My argument feels silly in the specific case of Bob Mueller because, of course, Mueller is anything but a crony. Trump didn’t “game” the special-counsel appointment process in this case, and even if Mueller had been forced to submit to Senate confirmation there’s a near-zero chance that he would have been blocked. Remember, even Trump buddies like Newt Gingrich were celebrating his down-the-middle nonpartisan cred when he was first appointed. Rules, especially constitutional rules, don’t cease to matter just because they haven’t been abused in a particular case, though. Conway’s argument for treating a special counsel charged with investigating the president as an “inferior officer” who can be appointed without Senate consent is a recipe for disaster potentially. If you need a concrete example, imagine that Trump succeeds in getting Chris Christie to replace Sessions and then some new controversy develops over foreign interference in the 2020 election. POTUS turns around and names Giuliani (who will have ceased representing him in the Russiagate matter by that time) as the special counsel tasked with investigating. Should the Senate have a say in that, per Justice Thomas’s reading of the Appointments Clause? If you want to make this scenario even zestier, imagine Democrats hold a Senate majority at the time. How confident would Conway feel letting Trump and Christie supervise Rudy with no input from the opposition? About as confident as I feel, I’m guessing.
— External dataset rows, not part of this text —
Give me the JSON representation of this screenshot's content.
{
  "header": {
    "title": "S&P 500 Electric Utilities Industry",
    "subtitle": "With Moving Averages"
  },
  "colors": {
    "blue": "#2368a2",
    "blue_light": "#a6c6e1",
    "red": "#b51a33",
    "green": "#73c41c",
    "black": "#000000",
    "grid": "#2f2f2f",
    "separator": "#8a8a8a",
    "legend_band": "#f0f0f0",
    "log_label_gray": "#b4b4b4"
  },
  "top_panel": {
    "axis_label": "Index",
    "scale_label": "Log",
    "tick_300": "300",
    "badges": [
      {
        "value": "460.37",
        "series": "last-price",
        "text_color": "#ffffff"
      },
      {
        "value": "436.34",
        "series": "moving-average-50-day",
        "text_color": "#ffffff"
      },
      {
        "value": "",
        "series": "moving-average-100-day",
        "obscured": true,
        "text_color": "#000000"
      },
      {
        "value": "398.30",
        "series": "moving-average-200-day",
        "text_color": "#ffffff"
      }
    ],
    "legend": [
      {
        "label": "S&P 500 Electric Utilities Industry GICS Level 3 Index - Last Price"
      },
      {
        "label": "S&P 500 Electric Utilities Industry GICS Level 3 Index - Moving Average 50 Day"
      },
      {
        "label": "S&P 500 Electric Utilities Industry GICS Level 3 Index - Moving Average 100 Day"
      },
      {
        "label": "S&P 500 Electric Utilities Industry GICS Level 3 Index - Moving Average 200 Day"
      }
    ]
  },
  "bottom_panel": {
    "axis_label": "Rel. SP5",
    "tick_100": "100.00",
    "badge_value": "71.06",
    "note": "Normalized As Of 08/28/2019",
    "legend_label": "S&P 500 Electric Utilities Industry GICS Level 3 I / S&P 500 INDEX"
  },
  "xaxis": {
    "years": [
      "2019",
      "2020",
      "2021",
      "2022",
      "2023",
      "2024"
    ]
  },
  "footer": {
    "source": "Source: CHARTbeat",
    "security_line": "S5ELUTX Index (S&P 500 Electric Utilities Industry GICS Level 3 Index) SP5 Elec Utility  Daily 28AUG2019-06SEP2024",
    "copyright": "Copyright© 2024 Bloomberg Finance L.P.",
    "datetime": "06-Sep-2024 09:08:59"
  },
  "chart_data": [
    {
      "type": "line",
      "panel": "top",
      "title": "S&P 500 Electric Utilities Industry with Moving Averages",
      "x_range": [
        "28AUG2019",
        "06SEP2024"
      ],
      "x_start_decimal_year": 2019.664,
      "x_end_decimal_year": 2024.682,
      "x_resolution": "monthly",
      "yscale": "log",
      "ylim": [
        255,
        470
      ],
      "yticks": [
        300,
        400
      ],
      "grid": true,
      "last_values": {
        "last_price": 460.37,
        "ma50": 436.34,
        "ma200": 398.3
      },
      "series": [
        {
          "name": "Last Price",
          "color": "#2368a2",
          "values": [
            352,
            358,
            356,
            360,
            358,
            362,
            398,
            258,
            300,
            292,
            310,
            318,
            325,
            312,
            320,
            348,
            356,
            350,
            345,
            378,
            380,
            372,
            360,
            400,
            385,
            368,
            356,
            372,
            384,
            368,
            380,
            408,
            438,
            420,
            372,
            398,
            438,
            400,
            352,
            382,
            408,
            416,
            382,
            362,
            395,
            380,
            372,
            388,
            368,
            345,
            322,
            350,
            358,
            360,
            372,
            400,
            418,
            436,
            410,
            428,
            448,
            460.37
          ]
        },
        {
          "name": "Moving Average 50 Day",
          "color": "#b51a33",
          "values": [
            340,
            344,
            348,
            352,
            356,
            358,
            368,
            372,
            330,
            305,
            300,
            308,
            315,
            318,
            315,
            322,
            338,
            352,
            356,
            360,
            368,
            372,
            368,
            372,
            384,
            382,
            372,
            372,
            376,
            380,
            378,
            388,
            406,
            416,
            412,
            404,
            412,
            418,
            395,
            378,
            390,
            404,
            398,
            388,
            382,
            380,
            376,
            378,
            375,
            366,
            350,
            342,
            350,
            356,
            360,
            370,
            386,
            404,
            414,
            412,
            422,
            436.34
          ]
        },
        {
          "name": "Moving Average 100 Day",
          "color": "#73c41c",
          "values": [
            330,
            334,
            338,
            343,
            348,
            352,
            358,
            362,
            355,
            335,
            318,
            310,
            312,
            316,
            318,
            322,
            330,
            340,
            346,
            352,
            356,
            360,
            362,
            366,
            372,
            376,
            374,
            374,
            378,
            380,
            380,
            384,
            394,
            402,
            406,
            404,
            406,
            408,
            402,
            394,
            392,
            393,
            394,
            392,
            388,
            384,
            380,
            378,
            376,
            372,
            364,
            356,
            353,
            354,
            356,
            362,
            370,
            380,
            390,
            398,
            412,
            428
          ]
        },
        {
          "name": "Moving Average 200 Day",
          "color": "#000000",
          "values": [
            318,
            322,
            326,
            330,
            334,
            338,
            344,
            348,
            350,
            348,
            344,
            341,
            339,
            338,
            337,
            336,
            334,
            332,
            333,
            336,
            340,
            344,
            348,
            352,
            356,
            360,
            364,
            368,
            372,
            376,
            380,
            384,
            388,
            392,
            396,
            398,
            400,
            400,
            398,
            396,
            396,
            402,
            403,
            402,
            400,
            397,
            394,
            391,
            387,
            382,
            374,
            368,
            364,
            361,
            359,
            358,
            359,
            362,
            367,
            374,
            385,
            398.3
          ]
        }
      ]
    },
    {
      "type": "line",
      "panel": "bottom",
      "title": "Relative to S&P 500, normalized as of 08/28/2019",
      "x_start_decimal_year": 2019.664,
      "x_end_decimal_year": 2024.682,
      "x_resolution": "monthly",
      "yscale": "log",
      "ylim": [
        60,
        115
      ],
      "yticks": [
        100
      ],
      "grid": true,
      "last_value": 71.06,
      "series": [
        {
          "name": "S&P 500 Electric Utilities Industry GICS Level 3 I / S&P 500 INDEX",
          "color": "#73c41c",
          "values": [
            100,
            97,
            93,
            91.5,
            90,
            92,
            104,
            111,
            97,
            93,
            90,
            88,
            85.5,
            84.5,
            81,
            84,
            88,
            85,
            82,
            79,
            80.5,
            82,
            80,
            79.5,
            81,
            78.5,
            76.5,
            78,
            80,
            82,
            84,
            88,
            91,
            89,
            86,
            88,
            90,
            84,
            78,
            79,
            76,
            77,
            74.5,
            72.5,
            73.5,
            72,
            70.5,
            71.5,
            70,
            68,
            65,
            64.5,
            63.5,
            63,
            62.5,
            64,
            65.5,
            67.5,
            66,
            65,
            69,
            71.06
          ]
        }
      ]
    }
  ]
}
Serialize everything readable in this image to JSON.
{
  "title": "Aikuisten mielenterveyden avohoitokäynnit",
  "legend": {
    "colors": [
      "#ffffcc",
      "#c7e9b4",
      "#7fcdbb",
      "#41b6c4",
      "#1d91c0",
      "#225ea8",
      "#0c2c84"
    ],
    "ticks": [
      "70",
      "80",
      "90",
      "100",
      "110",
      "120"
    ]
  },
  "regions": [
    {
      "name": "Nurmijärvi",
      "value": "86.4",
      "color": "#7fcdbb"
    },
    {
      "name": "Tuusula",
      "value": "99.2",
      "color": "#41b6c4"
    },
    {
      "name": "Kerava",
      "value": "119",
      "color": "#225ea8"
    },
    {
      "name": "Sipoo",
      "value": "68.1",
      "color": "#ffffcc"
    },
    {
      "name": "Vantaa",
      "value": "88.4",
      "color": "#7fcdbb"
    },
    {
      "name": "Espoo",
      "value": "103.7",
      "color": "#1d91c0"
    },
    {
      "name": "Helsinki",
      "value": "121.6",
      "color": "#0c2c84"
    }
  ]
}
Update: The way to reconcile Conway’s position on Mueller and my position on Mueller, I think, is to note that the Appointments Clause doesn’t say that the president gets to appoint “inferior officers” and there’s nothing Congress can do about it. On the contrary, it says it’s up to Congress whether it wants to grant the president the power to appoint some “inferior officers” unilaterally. That is, you can believe that the special counsel is an “inferior officer” as a constitutional matter while also believing that Congress should not grant the executive exclusive power to appoint him. They should require Senate confirmation. It’s goofy not to if you’re worried about cronyism.